Incoming first-year student Madeline “Maddie” Norris of Columbia, S.C., has been awarded a 2013 Thomas Wolfe Scholarship, a full four-year merit scholarship in creative writing, to the University of North Carolina at Chapel Hill.
Norris graduated from Heathwood Hall Episcopal School. She won a 2012 Scholastic Art and Writing Award honorable mention for “flash fiction” from The Alliance for Young Artists and Writers. The nonprofit organization identifies teenage writers with exceptional talent. Previous Scholastic winners include such celebrated writers as Truman Capote, Joyce Carol Oates and Sylvia Plath.
Norris participated in a memoir writing class at Vanderbilt Summer Academy and attended the France Language School in Nice. She enjoys writing creative nonfiction, fiction and poetry and counts J.D. Salinger, Ernest Hemingway and Vladimir Nabokov among her favorite authors.
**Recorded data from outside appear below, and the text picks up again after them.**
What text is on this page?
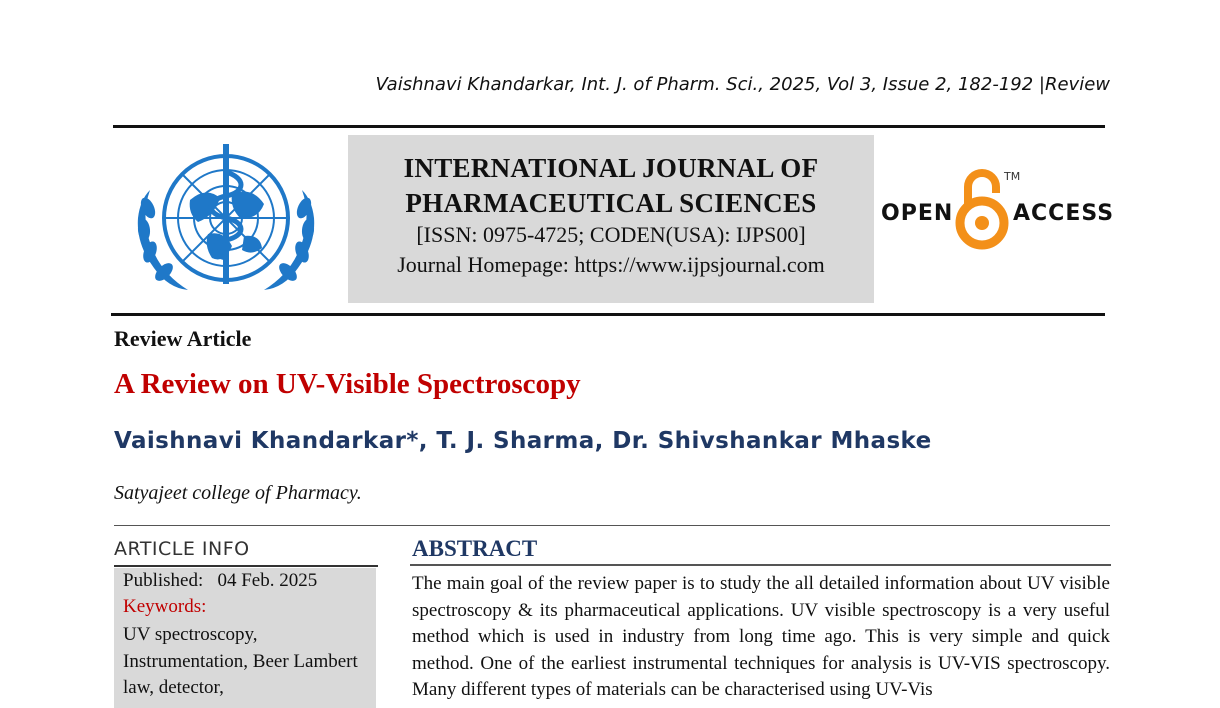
Vaishnavi Khandarkar, Int. J. of Pharm. Sci., 2025, Vol 3, Issue 2, 182-192 |Review
INTERNATIONAL JOURNAL OF
PHARMACEUTICAL SCIENCES
[ISSN: 0975-4725; CODEN(USA): IJPS00]
Journal Homepage: https://www.ijpsjournal.com
OPEN
TM
ACCESS
Review Article
A Review on UV-Visible Spectroscopy
Vaishnavi Khandarkar*, T. J. Sharma, Dr. Shivshankar Mhaske
Satyajeet college of Pharmacy.
ARTICLE INFO
Published:   04 Feb. 2025
Keywords:
UV spectroscopy, Instrumentation, Beer Lambert law, detector,
ABSTRACT
The main goal of the review paper is to study the all detailed information about UV visible spectroscopy & its pharmaceutical applications. UV visible spectroscopy is a very useful method which is used in industry from long time ago. This is very simple and quick method. One of the earliest instrumental techniques for analysis is UV-VIS spectroscopy. Many different types of materials can be characterised using UV-Vis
“I don’t write because I want to. I write because I have to, because I would be driven to madness if I didn’t …” Norris wrote in her scholarship application. “… If I didn’t write, I would lose the clothing of my flesh and sanity. So I write. I write because I am hopelessly human.”
Marianne Gingher, Bowman and Gordon Gray Professor of English and co-director of the scholarship program, said she was deeply moved by Norris’ writing.
“Her clear and graceful prose struck our entire advisory board as confident, tender, wise, and radiant — much like Maddie herself, in person,” Gingher said. “She is only our second Thomas Wolfe Scholar to achieve that designation by submitting a work of nonfiction. We in creative writing are thrilled to have her join our community and believe she will thrive as a writer and student at UNC.”
The scholarship program was established in 2001 with a gift to UNC’s College of Arts and Sciences from alumnus Frank Borden Hanes Sr. of Winston-Salem. It honors Carolina graduate Thomas Wolfe, best known for his 1929 novel, “Look Homeward, Angel.”